Once you've chosen your target folder, make sure you click on the Settings tab, since you'll discover there's a new checkbox under Vista. In the Settings tab, you can decide whether users have exclusive rights to their documents, or whether you want to enable it so that admins can also look in their folders.

That will be a company policy decision, of course, but this isn't something you can easily apply retrospectively. If you want your admins to be able to access user files without having to force their way in by taking ownership of the folders, you really need to enable this setting now.

The next setting down, which you'll invariably leave checked, is "Move the contents of Documents to the new location". This ensures any files the user created before folder redirection was set up are moved to the new target folder. Be aware if a user has created files with the same name in local profiles on different systems, as when you implement redirection only the latest file will be placed in the target folder.
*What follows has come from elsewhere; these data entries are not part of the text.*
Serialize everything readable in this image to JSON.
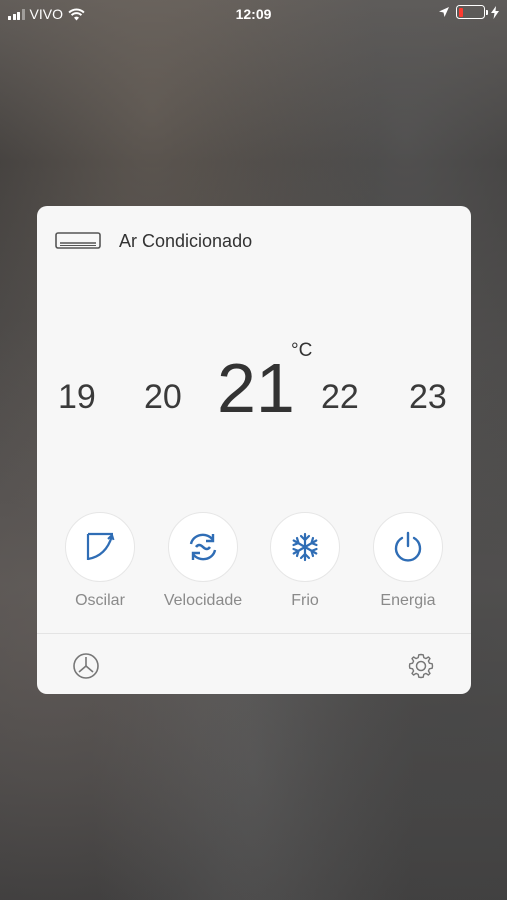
{
  "status_bar": {
    "carrier": "VIVO",
    "time": "12:09",
    "icons": [
      "signal-icon",
      "wifi-icon",
      "location-icon",
      "battery-icon",
      "charging-icon"
    ],
    "battery_color": "#ff3b30"
  },
  "card": {
    "title": "Ar Condicionado",
    "device_icon": "air-conditioner-icon",
    "temperature": {
      "options": [
        "19",
        "20",
        "21",
        "22",
        "23"
      ],
      "current": "21",
      "unit": "°C"
    },
    "controls": [
      {
        "label": "Oscilar",
        "icon": "swing-icon"
      },
      {
        "label": "Velocidade",
        "icon": "fan-speed-icon"
      },
      {
        "label": "Frio",
        "icon": "snowflake-icon"
      },
      {
        "label": "Energia",
        "icon": "power-icon"
      }
    ],
    "footer_icons": [
      "timer-icon",
      "settings-icon"
    ],
    "accent_color": "#2f6db5"
  }
}
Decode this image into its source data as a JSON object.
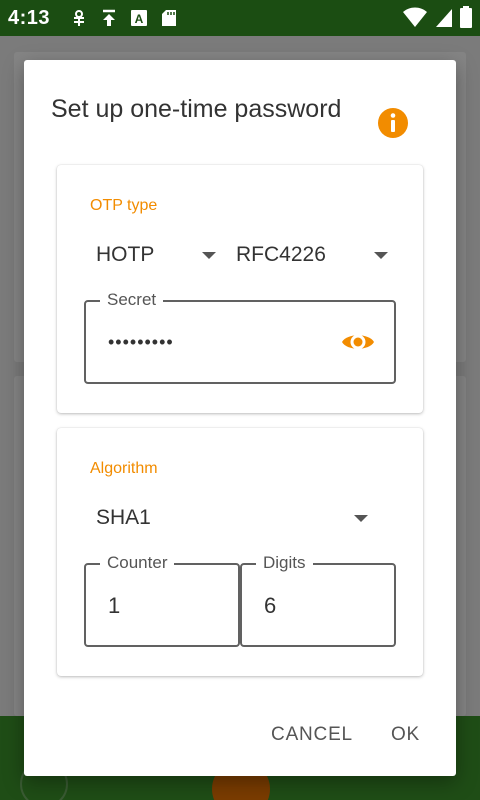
{
  "status_bar": {
    "time": "4:13",
    "left_icons": [
      "usb-debug-icon",
      "upload-icon",
      "a-icon",
      "sd-card-icon"
    ],
    "right_icons": [
      "wifi-icon",
      "signal-icon",
      "battery-icon"
    ]
  },
  "dialog": {
    "title": "Set up one-time password",
    "info_icon": "info-icon",
    "accent_color": "#f28c00",
    "otp_section": {
      "label": "OTP type",
      "type_value": "HOTP",
      "standard_value": "RFC4226",
      "secret": {
        "label": "Secret",
        "masked_value": "•••••••••",
        "visibility_icon": "eye-icon"
      }
    },
    "algorithm_section": {
      "label": "Algorithm",
      "algorithm_value": "SHA1",
      "counter": {
        "label": "Counter",
        "value": "1"
      },
      "digits": {
        "label": "Digits",
        "value": "6"
      }
    },
    "actions": {
      "cancel": "CANCEL",
      "ok": "OK"
    }
  }
}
Now, at this point, you'll probably be wondering what happens to the XP redirection folders - I know I was. I was also wondering what would happen on a mixed-mode server network. Not everybody is running just one type of Windows server. The answer lies in the next checkbox, and it's one that you'll only see if you're doing the setting up from a Vista box. The checkbox label reads: "Also apply redirection policy to Windows 2000, Windows 2000 Server, Windows XP, and Windows Server 2003 operating systems". Opt for this and your redirection group policy will now be understood by those operating systems, as opposed to a group policy that only works with Vista. One of the noticeable changes will be that the redirected Documents folder will become named My Documents to bring it into line with the older operating systems (obviously, you can choose any name you like, but it's easier to go with the defaults). One thing this will affect is that if you deploy this setting you won't be able to redirect the music and video folders to specific locations; they'll follow the Documents folder as they did under XP. The Pictures folder can still be redirected to a different location.